In The Financial Times of 16th January, in a column entitled ‘Galleries, who needs them?’,  Christopher Caldwell’s enthusiasm for a joint project between Madrid’s Prado Museum and GoogleEarth led him to write:

“Should there be museums? Of course. But if we subject them to the same hard-headed de-mystification to which we subject, say, fox hunting, men’s clubs and smoking, and if we exclude social, traditional, moral and mystical justifications as somehow illegitimate, we will find it hard to make a case for them. Art museums will join the list of institutions – newspapers, for example – that are withering in the hot light of information technology, no matter how indispensable to civilised life they may once have seemed.”

There are a number of things wrong with this statement. Firstly, over the last couple of decades many museums around the world have taken great lengths to make themselves and their collections more accessible – even to the point of laying themselves open to the accusation of ‘dumbing down’. Art museums, admittedly, have been a step behind the general trend in museums to become more visitor-friendly but even that has been changing over the last decade.

Secondly, it is a brave man that heralds new technology as fundamentally changing the way we do things. I cannot tell you the number of technology showcases I have worked on in the last 17 years that have featured a fridge that orders your food automatically or a remote control that draws your curtains. We still go shopping and heave ourselves off the sofa at dusk. I suspect that in 50 years’ time we will still be reading books and newspapers, and still be visiting museums.

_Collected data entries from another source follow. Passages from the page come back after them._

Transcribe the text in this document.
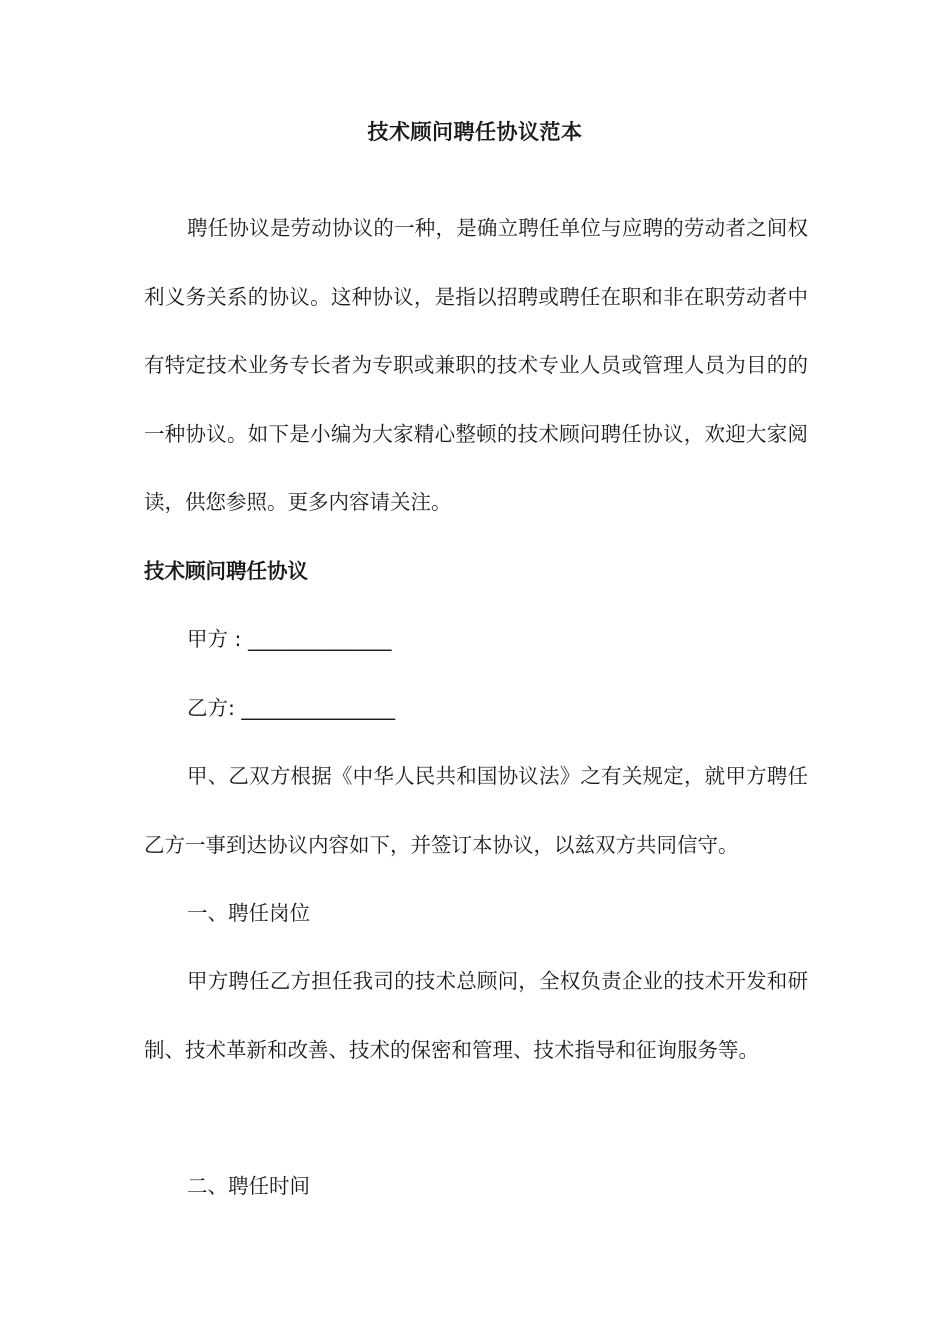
技术顾问聘任协议范本

聘任协议是劳动协议的一种，是确立聘任单位与应聘的劳动者之间权利义务关系的协议。这种协议，是指以招聘或聘任在职和非在职劳动者中有特定技术业务专长者为专职或兼职的技术专业人员或管理人员为目的的一种协议。如下是小编为大家精心整顿的技术顾问聘任协议，欢迎大家阅读，供您参照。更多内容请关注。

技术顾问聘任协议
甲方 : ______________
乙方: _______________

甲、乙双方根据《中华人民共和国协议法》之有关规定，就甲方聘任乙方一事到达协议内容如下，并签订本协议，以兹双方共同信守。

一、聘任岗位

甲方聘任乙方担任我司的技术总顾问，全权负责企业的技术开发和研制、技术革新和改善、技术的保密和管理、技术指导和征询服务等。

二、聘任时间
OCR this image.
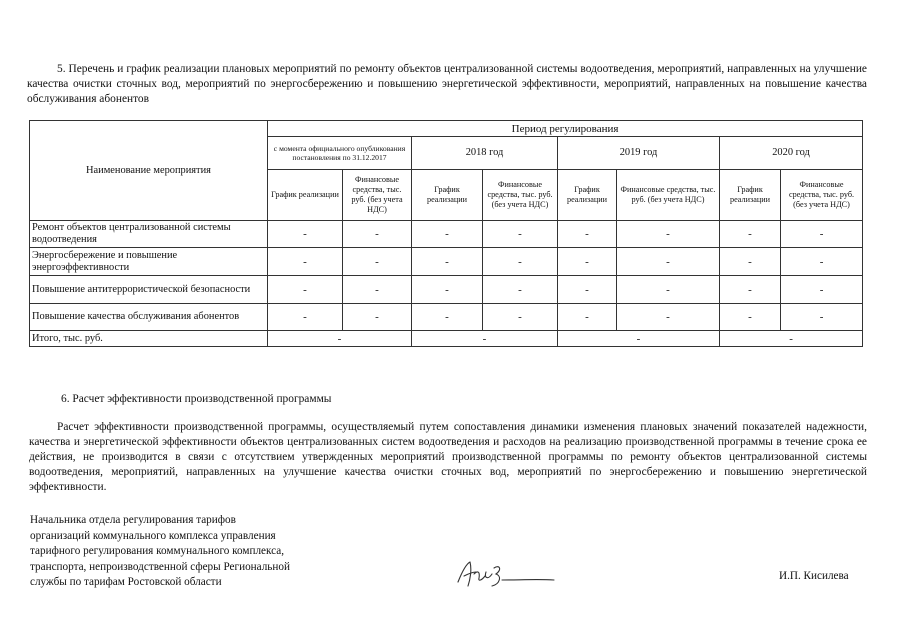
5. Перечень и график реализации плановых мероприятий по ремонту объектов централизованной системы водоотведения, мероприятий, направленных на улучшение качества очистки сточных вод, мероприятий по энергосбережению и повышению энергетической эффективности, мероприятий, направленных на повышение качества обслуживания абонентов
Наименование мероприятия	Период регулирования							
	с момента официального опубликования постановления по 31.12.2017		2018 год		2019 год		2020 год	
	График реализации	Финансовые средства, тыс. руб. (без учета НДС)	График реализации	Финансовые средства, тыс. руб. (без учета НДС)	График реализации	Финансовые средства, тыс. руб. (без учета НДС)	График реализации	Финансовые средства, тыс. руб. (без учета НДС)
Ремонт объектов централизованной системы водоотведения	-	-	-	-	-	-	-	-
Энергосбережение и повышение энергоэффективности	-	-	-	-	-	-	-	-
Повышение антитеррористической безопасности	-	-	-	-	-	-	-	-
Повышение качества обслуживания абонентов	-	-	-	-	-	-	-	-
Итого, тыс. руб.	-		-		-		-	
6. Расчет эффективности производственной программы
Расчет эффективности производственной программы, осуществляемый путем сопоставления динамики изменения плановых значений показателей надежности, качества и энергетической эффективности объектов централизованных систем водоотведения и расходов на реализацию производственной программы в течение срока ее действия, не производится в связи с отсутствием утвержденных мероприятий производственной программы по ремонту объектов централизованной системы водоотведения, мероприятий, направленных на улучшение качества очистки сточных вод, мероприятий по энергосбережению и повышению энергетической эффективности.
Начальника отдела регулирования тарифов
организаций коммунального комплекса управления
тарифного регулирования коммунального комплекса,
транспорта, непроизводственной сферы Региональной
службы по тарифам Ростовской области	И.П. Кисилева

Tellingly, Mr Caldwell asks rhetorically: “Is the high-quality digitisation of the Prado’s collection not an improvement on the museum in every respect?” The answer to that is simple – “No” – because it ignores two of the most fundamental apsects of museum-going that the public fully understands; authenticity and a sense of a shared experience.

The notoriously snobby Louvre is the most visited art museums in the world, setting an attendance figure of 8.5 million last year, and the majority of people go to see the Mona Lisa. They suffer the queues and poor viewing conditions for one reasons – to be in the presence of a piece of great art. No amount of digitisation can replace that, I’m afraid.

And it has long been recognised that museums are social spaces that build and enrich communities. A bigger screen is not the only reason we still go to the cinema rather than watching DVDs home alone. Museums and art galleries have always been places to promenade, to see and be seen. It reminds me of the Victoria and Albert’s best-known advertising campaign of the 1980s – “An ace café with quite a nice museum attached”.